Citoyens de Carthago Nova ! Oyez l'édit par lequel...
les honorables duumvirs proclament l'adjudication des nouveaux travaux d'adduction d'eau !
J'ai un mauvais pressentiment, Titus.
Les respectables citoyens se présentant à cet appel d'offres sont ...
... d'une part, Marcus Albinus, et de l'autre Lucius Andrus.
Par le présent édit,
il est décidé que, vu la similitude des offres proposées,
la concession est déclarée déserte.
Qui a-t-il bien pu acheter cette fois-ci... Un reptile, voilà ce que c'est !
Afin d'aboutir à un verdict définitif,
les magistrats de la Curie ont statué que les honorables Lucius Andrus et Marcus Albinus devaient entrer en concurrence.
Ils devront construire chacun une fontaine ici, sur la place de ce Forum.
L'adjudicataire final du projet sera celui qui terminera la sienne en premier.
L'eau des fontaines devra être saine et utile à l'usage public.
Personne ne s'attendait à une telle dispute,
mais le caractère incertain et inattendu du litige attisa les enjeux et ranima les esprits mélancoliques.
BÂTIMENT DES THERMES. VERSANT SUD-OUEST DE LA COLLINE DU MOLINETE
"Notre caractère est le résultat de notre conduite", disait Aristote.
En ce jour où les dieux avaient agité la mer des inquiétudes...
Tepidarium
... rien de tel, pour apaiser les esprits, que les splendides et confortables thermes de Carthago Nova.
Ses eaux, froides, tièdes et chaudes, calmaient les esprits les plus exaltés.Caldarium
C'était un lieu de rencontres et, à l'occasion, de discussions amicales.

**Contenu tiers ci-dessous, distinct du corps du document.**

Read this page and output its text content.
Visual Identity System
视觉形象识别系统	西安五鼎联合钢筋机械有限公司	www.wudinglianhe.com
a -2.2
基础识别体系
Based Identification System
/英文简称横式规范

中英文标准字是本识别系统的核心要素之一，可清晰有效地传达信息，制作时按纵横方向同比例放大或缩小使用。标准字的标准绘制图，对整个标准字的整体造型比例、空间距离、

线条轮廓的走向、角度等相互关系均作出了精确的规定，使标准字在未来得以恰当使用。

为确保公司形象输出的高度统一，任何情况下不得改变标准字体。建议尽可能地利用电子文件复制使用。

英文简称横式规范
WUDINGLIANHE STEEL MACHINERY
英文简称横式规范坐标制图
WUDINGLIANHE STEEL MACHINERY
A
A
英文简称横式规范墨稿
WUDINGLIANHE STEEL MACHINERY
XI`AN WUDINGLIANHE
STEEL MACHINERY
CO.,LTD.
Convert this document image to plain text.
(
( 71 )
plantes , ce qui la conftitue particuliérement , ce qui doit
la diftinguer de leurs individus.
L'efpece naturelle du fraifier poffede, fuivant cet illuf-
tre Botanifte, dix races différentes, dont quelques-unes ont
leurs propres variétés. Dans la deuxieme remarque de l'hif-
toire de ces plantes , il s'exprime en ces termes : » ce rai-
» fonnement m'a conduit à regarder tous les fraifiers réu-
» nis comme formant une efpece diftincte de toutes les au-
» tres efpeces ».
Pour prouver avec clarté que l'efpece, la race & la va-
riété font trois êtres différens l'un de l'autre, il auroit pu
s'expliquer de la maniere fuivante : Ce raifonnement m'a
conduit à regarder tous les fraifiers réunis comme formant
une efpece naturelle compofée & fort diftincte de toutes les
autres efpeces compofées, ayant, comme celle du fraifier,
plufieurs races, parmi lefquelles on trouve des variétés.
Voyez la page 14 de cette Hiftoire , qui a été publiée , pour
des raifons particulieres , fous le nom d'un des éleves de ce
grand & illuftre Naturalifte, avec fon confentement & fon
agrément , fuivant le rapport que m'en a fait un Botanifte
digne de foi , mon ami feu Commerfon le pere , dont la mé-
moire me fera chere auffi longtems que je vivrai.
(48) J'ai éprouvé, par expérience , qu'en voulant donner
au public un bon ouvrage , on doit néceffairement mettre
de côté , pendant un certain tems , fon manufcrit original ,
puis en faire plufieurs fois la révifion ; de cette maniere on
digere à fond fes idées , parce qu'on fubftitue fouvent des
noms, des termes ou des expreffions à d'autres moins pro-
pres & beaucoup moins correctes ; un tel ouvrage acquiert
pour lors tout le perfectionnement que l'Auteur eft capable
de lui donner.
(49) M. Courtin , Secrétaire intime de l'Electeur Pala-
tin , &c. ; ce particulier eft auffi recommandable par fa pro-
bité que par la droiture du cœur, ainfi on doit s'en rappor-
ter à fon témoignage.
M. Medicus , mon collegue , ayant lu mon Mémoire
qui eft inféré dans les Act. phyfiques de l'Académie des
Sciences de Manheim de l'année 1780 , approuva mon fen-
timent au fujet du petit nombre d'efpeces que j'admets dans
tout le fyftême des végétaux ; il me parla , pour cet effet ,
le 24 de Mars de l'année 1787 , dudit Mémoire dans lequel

Il est dit que la grandeur d'un homme se mesure à l'aune de ses adversaires, noble Marcus Albinus.
C'est le destin qui en a voulu ainsi aujourd'hui, cher Lucius Andrus.
Chers amis, comment faut-il considérer celui qui mord la main qui lui donne à manger ?
Ta personne outragée semble avoir oublié qui a lutté jusqu'à ce qu'il trouve le gisement.
Celui qui l'a tiré de l'indigence, et grâce à qui il est aujourd'hui propriétaire d'une mine d'argent.
Et la plus féconde de toutes celles exploitées à Carthago Nova !
Dont tu t'es enrichi en même temps que moi.
"La prudence manque souvent au moment où l'on en a le plus besoin"
Mais les yeux attentifs de mon vaillant père ne surent pas découvrir combien Publius Syrus avait raison.
C'est bien le moins que je sois ton associé : je ne t'ai imposé aucun taux d'intérêt.
La moitié du total n'a pas dû sembler une mauvaise récompense aux yeux de Lucius.
Quelle ingratitude, Ben Ali, et quelle insolence !
Les paroles offensives perdent leur vertu dans la bouche de Lucius Andrus.
Je vois que tu ne souhaite plus être mon associé.
Pas un jour de plus, si les dieux veulent bien m'accorder cette grâce.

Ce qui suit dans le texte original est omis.